The new company calls OpenSC and uses product QR codes that consumers can scan with a smartphone to automatically display information about where the product was captured, when and how it was produced, what was his journey in the supply chain, and even his carbon emissions. miles and what temperature it was stored at.

The monitoring platform, which was developed with WWF and BCG Digital Ventures, follows an award-winning NGO pilot project for the environment that tracked tuna caught in the Pacific.

To work, companies that process products such as seafood must choose to attach a digital tag to the point of capture, then back to the point of production, and connect their products in a blockchain platform.

On Thursday, Chef Matt Moran prepared one of the first products followed with OpenSC: a toothfish caught in sub-Antarctic waters by Austral Fisheries, an MSC-certified sustainable fishery that sells its fish in 13 countries.

Patagonian toothfish is an ocean fish caught by high-end restaurants and historically poached.

In a restaurant, consumers can scan a menu or token to follow the course of the fish on their plate.

David Carter, Executive Director of Austral Fisheries, said the company was interested in the OpenSC project because it had taken steps to reduce its carbon footprint and wanted consumers to think about the impact of the foods that were going on.
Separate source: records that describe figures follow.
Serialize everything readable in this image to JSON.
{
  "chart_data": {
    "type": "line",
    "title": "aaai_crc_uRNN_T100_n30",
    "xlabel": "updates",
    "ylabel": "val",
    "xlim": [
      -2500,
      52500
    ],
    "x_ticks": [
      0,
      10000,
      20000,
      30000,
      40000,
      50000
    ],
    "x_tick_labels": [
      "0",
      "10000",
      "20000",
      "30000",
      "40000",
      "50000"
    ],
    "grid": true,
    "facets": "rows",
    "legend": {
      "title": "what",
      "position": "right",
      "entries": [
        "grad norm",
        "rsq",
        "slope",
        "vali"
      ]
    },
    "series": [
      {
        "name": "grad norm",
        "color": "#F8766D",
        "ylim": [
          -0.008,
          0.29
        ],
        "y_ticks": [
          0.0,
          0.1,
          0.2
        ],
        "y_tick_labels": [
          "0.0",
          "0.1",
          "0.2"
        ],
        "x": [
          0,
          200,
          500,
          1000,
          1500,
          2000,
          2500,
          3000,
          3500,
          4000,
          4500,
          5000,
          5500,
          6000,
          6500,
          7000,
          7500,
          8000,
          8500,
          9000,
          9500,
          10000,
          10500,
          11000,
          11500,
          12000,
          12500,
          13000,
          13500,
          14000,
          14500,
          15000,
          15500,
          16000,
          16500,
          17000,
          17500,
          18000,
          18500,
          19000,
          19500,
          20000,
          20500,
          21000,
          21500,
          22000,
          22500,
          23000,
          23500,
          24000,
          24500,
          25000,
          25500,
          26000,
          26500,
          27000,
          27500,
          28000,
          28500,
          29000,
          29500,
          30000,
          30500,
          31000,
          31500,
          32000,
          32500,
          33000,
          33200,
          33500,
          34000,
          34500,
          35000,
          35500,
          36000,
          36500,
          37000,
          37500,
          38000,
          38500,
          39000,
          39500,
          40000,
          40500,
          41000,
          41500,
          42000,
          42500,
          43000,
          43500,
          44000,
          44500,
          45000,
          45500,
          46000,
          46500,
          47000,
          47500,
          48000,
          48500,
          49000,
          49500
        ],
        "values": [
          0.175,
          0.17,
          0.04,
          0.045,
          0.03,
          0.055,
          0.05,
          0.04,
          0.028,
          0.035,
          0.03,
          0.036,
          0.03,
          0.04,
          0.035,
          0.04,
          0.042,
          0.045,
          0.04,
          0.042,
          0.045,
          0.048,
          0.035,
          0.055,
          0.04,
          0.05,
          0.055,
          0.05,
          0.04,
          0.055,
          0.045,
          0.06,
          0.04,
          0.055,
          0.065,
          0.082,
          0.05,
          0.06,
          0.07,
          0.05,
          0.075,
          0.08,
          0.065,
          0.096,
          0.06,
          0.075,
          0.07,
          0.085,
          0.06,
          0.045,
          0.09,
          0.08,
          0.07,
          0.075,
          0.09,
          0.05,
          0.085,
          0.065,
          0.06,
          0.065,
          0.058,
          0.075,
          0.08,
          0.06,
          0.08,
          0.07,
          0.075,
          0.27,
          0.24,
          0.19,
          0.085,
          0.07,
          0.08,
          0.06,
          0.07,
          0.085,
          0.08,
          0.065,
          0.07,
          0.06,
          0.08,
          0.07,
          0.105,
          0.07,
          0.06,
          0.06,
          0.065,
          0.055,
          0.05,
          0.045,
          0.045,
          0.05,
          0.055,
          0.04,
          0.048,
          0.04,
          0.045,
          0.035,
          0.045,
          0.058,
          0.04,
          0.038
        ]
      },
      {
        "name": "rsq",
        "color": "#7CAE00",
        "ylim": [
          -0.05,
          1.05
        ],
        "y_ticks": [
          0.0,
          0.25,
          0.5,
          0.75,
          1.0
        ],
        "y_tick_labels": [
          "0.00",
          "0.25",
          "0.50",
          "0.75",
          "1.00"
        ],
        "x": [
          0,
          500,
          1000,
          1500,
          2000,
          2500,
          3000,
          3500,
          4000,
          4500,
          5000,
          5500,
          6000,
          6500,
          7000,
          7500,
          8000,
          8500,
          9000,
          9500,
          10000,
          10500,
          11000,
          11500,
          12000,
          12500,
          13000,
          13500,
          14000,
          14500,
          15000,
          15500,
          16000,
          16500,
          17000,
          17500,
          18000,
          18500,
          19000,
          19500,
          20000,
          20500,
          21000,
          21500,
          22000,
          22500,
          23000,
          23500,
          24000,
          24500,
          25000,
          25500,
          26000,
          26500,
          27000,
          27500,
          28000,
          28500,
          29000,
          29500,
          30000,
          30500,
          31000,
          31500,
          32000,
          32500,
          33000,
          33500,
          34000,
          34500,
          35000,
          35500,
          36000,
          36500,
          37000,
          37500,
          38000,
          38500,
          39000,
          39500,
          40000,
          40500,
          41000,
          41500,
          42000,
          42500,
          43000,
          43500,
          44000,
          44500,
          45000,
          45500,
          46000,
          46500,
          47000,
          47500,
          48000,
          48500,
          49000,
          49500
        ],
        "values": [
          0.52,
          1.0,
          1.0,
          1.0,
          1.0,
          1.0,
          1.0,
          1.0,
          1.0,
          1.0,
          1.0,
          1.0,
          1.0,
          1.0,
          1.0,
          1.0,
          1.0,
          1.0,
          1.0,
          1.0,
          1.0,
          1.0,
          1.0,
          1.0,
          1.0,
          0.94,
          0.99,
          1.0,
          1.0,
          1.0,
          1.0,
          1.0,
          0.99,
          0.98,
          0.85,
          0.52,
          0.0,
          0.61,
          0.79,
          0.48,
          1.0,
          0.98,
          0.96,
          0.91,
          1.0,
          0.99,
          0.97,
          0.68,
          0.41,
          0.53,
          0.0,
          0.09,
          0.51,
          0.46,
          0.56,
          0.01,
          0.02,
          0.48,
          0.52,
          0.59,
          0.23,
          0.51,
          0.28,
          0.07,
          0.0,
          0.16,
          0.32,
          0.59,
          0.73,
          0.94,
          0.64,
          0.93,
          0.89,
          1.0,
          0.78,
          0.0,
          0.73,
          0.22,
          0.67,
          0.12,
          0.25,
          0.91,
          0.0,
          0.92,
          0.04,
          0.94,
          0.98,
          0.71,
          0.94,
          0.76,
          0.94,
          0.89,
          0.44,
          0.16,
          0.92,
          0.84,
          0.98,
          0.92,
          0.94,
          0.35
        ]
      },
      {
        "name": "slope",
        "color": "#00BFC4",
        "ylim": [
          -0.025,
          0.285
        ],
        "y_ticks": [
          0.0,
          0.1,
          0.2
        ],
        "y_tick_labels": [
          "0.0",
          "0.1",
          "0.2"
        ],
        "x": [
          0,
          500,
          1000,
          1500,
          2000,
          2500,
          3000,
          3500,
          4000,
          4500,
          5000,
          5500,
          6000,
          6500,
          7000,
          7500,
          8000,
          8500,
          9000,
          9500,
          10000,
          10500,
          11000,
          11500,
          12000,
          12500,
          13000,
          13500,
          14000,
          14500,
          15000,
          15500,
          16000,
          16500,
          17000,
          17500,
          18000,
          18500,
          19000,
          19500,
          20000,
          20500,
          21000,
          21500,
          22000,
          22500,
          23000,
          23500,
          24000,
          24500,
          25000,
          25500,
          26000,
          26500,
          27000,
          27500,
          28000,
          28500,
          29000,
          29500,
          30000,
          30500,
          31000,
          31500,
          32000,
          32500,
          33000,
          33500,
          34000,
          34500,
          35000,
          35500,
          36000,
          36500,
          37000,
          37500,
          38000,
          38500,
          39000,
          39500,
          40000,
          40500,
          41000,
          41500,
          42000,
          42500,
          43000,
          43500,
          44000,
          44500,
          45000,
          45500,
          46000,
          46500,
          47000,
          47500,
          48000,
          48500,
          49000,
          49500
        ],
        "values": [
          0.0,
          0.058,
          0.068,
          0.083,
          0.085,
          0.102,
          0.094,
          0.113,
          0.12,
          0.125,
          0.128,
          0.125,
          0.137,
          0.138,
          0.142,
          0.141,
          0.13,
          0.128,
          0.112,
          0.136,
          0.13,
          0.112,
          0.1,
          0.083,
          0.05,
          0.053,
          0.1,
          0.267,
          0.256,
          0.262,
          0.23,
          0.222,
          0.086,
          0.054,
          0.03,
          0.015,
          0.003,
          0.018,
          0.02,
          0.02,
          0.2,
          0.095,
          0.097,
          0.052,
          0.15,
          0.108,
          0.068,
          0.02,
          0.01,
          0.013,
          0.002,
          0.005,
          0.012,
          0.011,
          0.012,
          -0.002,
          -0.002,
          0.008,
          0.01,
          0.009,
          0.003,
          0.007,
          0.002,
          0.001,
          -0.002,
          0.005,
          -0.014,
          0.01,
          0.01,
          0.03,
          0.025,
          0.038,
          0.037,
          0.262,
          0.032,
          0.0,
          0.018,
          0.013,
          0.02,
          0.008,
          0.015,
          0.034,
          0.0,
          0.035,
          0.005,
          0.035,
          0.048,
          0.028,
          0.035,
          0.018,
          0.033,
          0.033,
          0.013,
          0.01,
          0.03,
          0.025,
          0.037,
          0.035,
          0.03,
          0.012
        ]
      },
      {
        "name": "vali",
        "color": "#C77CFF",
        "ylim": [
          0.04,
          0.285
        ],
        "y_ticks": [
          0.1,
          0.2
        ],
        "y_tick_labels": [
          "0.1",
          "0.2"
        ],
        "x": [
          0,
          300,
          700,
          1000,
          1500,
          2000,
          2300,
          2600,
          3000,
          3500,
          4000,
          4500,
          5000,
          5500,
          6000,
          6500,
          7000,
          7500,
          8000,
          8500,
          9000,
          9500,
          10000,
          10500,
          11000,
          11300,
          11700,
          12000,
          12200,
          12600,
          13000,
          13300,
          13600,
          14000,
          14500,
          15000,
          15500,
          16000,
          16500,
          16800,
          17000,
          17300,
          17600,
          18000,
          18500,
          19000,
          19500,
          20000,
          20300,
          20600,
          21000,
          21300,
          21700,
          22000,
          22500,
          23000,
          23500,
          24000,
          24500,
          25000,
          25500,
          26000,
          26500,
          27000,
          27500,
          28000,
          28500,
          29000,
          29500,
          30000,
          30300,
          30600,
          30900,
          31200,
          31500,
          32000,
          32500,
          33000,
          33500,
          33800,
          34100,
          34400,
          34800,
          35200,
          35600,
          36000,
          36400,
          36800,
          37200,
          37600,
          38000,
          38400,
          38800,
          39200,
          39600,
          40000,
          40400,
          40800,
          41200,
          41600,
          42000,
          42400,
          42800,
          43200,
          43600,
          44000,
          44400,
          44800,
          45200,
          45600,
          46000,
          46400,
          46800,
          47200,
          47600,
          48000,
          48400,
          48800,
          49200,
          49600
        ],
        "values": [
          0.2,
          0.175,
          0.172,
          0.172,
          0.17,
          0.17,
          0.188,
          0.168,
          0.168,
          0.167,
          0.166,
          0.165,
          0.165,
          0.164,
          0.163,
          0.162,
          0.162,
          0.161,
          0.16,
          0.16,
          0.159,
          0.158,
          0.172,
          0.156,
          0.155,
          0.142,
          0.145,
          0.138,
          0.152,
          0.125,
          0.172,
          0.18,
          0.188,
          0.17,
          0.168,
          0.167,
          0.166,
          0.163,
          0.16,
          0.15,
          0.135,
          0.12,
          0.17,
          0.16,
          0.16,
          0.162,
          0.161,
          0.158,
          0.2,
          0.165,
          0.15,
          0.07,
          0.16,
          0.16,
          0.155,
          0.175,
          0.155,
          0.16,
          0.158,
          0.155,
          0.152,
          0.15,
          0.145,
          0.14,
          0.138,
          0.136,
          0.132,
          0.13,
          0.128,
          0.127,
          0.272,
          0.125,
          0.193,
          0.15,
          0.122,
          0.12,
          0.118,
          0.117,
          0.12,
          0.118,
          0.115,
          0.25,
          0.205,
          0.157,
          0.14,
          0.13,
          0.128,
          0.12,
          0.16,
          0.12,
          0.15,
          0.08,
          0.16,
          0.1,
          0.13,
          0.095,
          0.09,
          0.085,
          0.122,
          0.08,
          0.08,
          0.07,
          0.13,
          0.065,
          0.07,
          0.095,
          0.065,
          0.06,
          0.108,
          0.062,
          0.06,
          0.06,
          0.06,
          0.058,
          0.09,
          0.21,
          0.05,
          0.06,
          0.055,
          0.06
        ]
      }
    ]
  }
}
They buy on the climate.

"We see how climate change is affecting our fisheries and we want our products to catalyze consumer climate choices," he said.

Although toothfish is a high-end product that average consumers may not eat, platform developers have announced plans to expand into larger markets and work on projects with the beef industry. and wood.

"The ambition here is to extend to all products that affect the degradation of the planet, human rights and workers' rights," said OpenSC CEO Markus Mutz. "We believe that technology has the potential to absolutely reach the mbad market and that's absolutely what we want to do.

"Some of the products we are currently working on are well below the price of more exclusive fish like Patagonian toothfish.

Dermot O'Gorman, CEO of WWF Australia, said the idea was to create "a whole new level of transparency about whether the food we eat contributes to environmental degradation or social injustices. such as slavery ".